ABSTRACT Manganese (Mn) is an essential micronutrient for all living organisms. However, excess supply of Mn as occurring in acid or waterlogged soils has toxic effects on plant physiology and development. Although a variety of Mn transporter families has been characterized, our understanding of how these transporters are regulated to uphold and adjust Mn homeostasis in plants remains rudimentary. Here, we identify two calcineurin-B-like proteins, CBL2/3, and their interacting kinases, CIPK3/9/26, as key regulators for plant Mn homeostasis. We found that Arabidopsis mutants lacking CBL2 and 3 or their interacting protein kinases CIPK3/9/26 exhibit remarkable high-Mn tolerance.
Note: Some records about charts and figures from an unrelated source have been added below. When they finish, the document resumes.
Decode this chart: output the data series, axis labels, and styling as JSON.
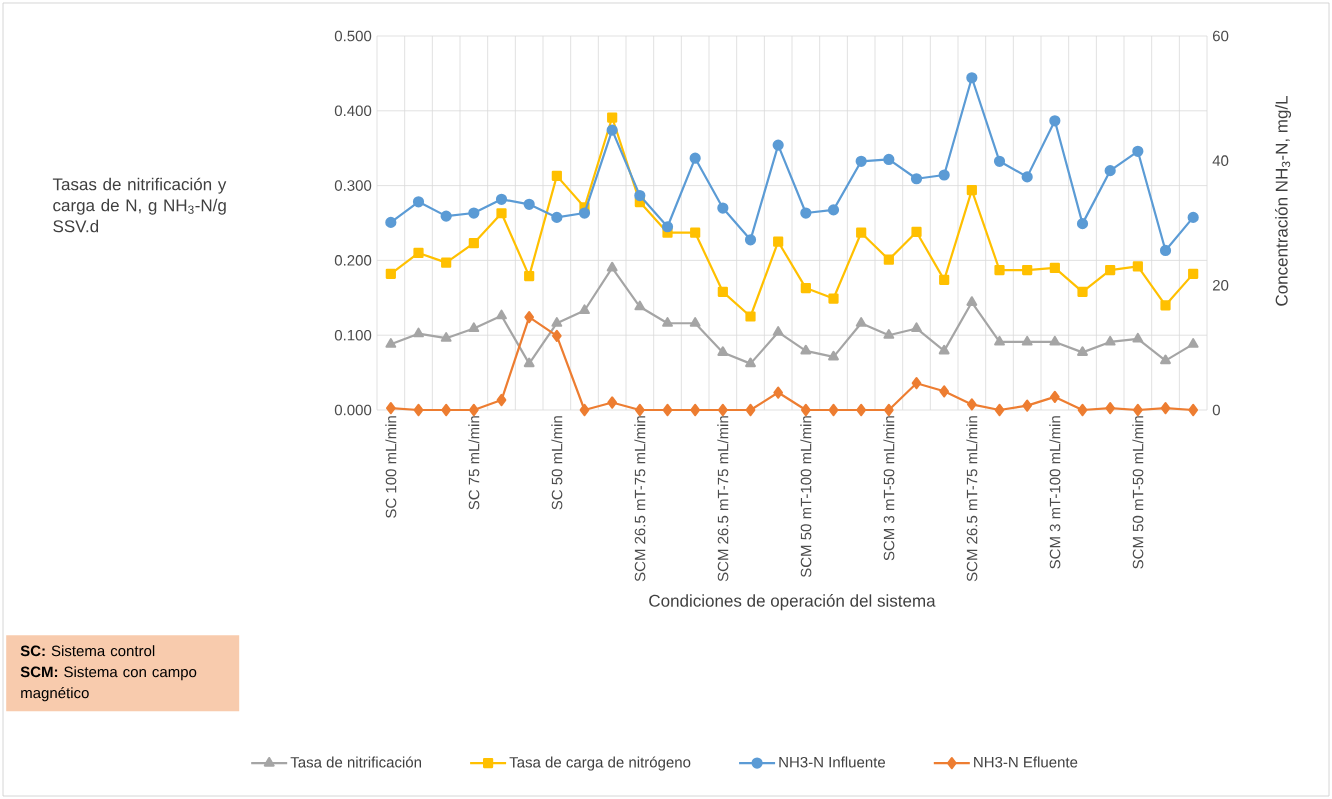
{
  "chart_data": {
    "type": "line",
    "xlabel": "Condiciones de operación del sistema",
    "ylabel": "Tasas de nitrificación y carga de N, g NH$_{3}$-N/g SSV.d",
    "y2label": "Concentración NH$_{3}$-N, mg/L",
    "categories": [
      "SC 100 mL/min",
      null,
      null,
      "SC 75 mL/min",
      null,
      null,
      "SC 50 mL/min",
      null,
      null,
      "SCM 26.5 mT-75 mL/min",
      null,
      null,
      "SCM 26.5 mT-75 mL/min",
      null,
      null,
      "SCM 50 mT-100 mL/min",
      null,
      null,
      "SCM 3 mT-50 mL/min",
      null,
      null,
      "SCM 26.5 mT-75 mL/min",
      null,
      null,
      "SCM 3 mT-100 mL/min",
      null,
      null,
      "SCM 50 mT-50 mL/min",
      null,
      null
    ],
    "series": [
      {
        "name": "Tasa de nitrificación",
        "color": "#a5a5a5",
        "marker": "triangle",
        "values": [
          0.088,
          0.102,
          0.096,
          0.109,
          0.126,
          0.062,
          0.116,
          0.133,
          0.19,
          0.138,
          0.116,
          0.116,
          0.077,
          0.062,
          0.104,
          0.079,
          0.071,
          0.116,
          0.1,
          0.109,
          0.079,
          0.144,
          0.091,
          0.091,
          0.091,
          0.077,
          0.091,
          0.095,
          0.066,
          0.088
        ]
      },
      {
        "name": "Tasa de carga de nitrógeno",
        "color": "#ffc000",
        "marker": "square",
        "values": [
          0.182,
          0.21,
          0.197,
          0.223,
          0.263,
          0.179,
          0.313,
          0.271,
          0.391,
          0.278,
          0.237,
          0.237,
          0.158,
          0.125,
          0.225,
          0.163,
          0.149,
          0.237,
          0.201,
          0.238,
          0.174,
          0.294,
          0.187,
          0.187,
          0.19,
          0.158,
          0.187,
          0.192,
          0.14,
          0.182
        ]
      },
      {
        "name": "NH3-N Influente",
        "color": "#5b9bd5",
        "marker": "circle",
        "axis": "y2",
        "values": [
          30.1,
          33.4,
          31.1,
          31.6,
          33.8,
          33.0,
          30.9,
          31.6,
          44.9,
          34.4,
          29.4,
          40.4,
          32.4,
          27.3,
          42.5,
          31.6,
          32.1,
          39.9,
          40.2,
          37.1,
          37.7,
          53.3,
          39.9,
          37.4,
          46.4,
          29.9,
          38.4,
          41.5,
          25.6,
          30.9
        ]
      },
      {
        "name": "NH3-N Efluente",
        "color": "#ed7d31",
        "marker": "diamond",
        "axis": "y2",
        "values": [
          0.3,
          0,
          0,
          0,
          1.6,
          14.9,
          11.9,
          0,
          1.2,
          0,
          0,
          0,
          0,
          0,
          2.8,
          0,
          0,
          0,
          0,
          4.3,
          3.0,
          0.9,
          0,
          0.7,
          2.1,
          0,
          0.3,
          0,
          0.3,
          0
        ]
      }
    ],
    "ylim": [
      0,
      0.5
    ],
    "yticks": [
      {
        "value": 0,
        "label": "0.000"
      },
      {
        "value": 0.1,
        "label": "0.100"
      },
      {
        "value": 0.2,
        "label": "0.200"
      },
      {
        "value": 0.3,
        "label": "0.300"
      },
      {
        "value": 0.4,
        "label": "0.400"
      },
      {
        "value": 0.5,
        "label": "0.500"
      }
    ],
    "y2lim": [
      0,
      60
    ],
    "y2ticks": [
      0,
      20,
      40,
      60
    ],
    "grid": true,
    "legend": "bottom",
    "annotations": [
      "**SC:** Sistema control",
      "**SCM:** Sistema con campo magnético"
    ]
  }
}
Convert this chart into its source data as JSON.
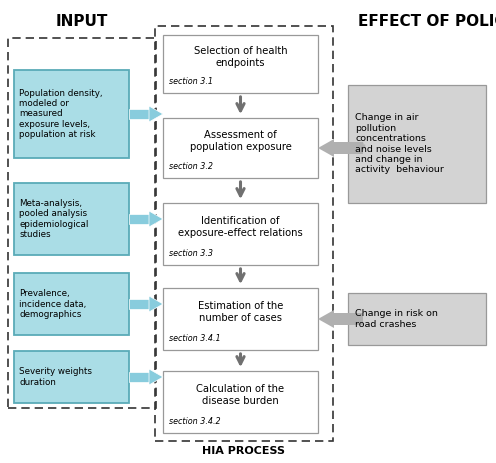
{
  "bg_color": "#ffffff",
  "input_label": "INPUT",
  "hia_label": "HIA PROCESS",
  "effect_label": "EFFECT OF POLIC",
  "input_boxes": [
    "Population density,\nmodeled or\nmeasured\nexposure levels,\npopulation at risk",
    "Meta-analysis,\npooled analysis\nepidemiological\nstudies",
    "Prevalence,\nincidence data,\ndemographics",
    "Severity weights\nduration"
  ],
  "hia_boxes": [
    {
      "main": "Selection of health\nendpoints",
      "section": "section 3.1"
    },
    {
      "main": "Assessment of\npopulation exposure",
      "section": "section 3.2"
    },
    {
      "main": "Identification of\nexposure-effect relations",
      "section": "section 3.3"
    },
    {
      "main": "Estimation of the\nnumber of cases",
      "section": "section 3.4.1"
    },
    {
      "main": "Calculation of the\ndisease burden",
      "section": "section 3.4.2"
    }
  ],
  "effect_boxes": [
    "Change in air\npollution\nconcentrations\nand noise levels\nand change in\nactivity  behaviour",
    "Change in risk on\nroad crashes"
  ],
  "input_box_color": "#aadde6",
  "input_box_edge": "#5aabb8",
  "hia_box_color": "#ffffff",
  "hia_box_edge": "#999999",
  "effect_box_color": "#d3d3d3",
  "effect_box_edge": "#999999",
  "vert_arrow_color": "#707070",
  "dashed_border_color": "#333333",
  "input_arrow_color": "#88ccdd",
  "effect_arrow_color": "#b0b0b0"
}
Intriguingly, CIPK3/9/26 interact with and phosphorylate the tonoplast-localized Mn and iron (Fe) transporter MTP8 primarily at Ser35, which is conserved among MTP8 proteins from various species. Mn transport complementation assays in yeast combined with multiple physiological assays indicate that CBL-CIPK-mediated phosphorylation of MTP8 negatively regulates its transport activity from the cytoplasm to the vacuole. Moreover, we report that sequential phosphorylation of MTP8 initially at Ser31/32 by the calcium-dependent protein kinases CPK5 and subsequently by CIPK26 at Ser35 provides an activation/deactivation fine-tuning mechanism for differential Mn transport regulation. Collectively, our studies define a two-tiered calcium-controlled mechanism for dynamically orchestrating Mn homeostasis under conditions of fluctuating Mn supply.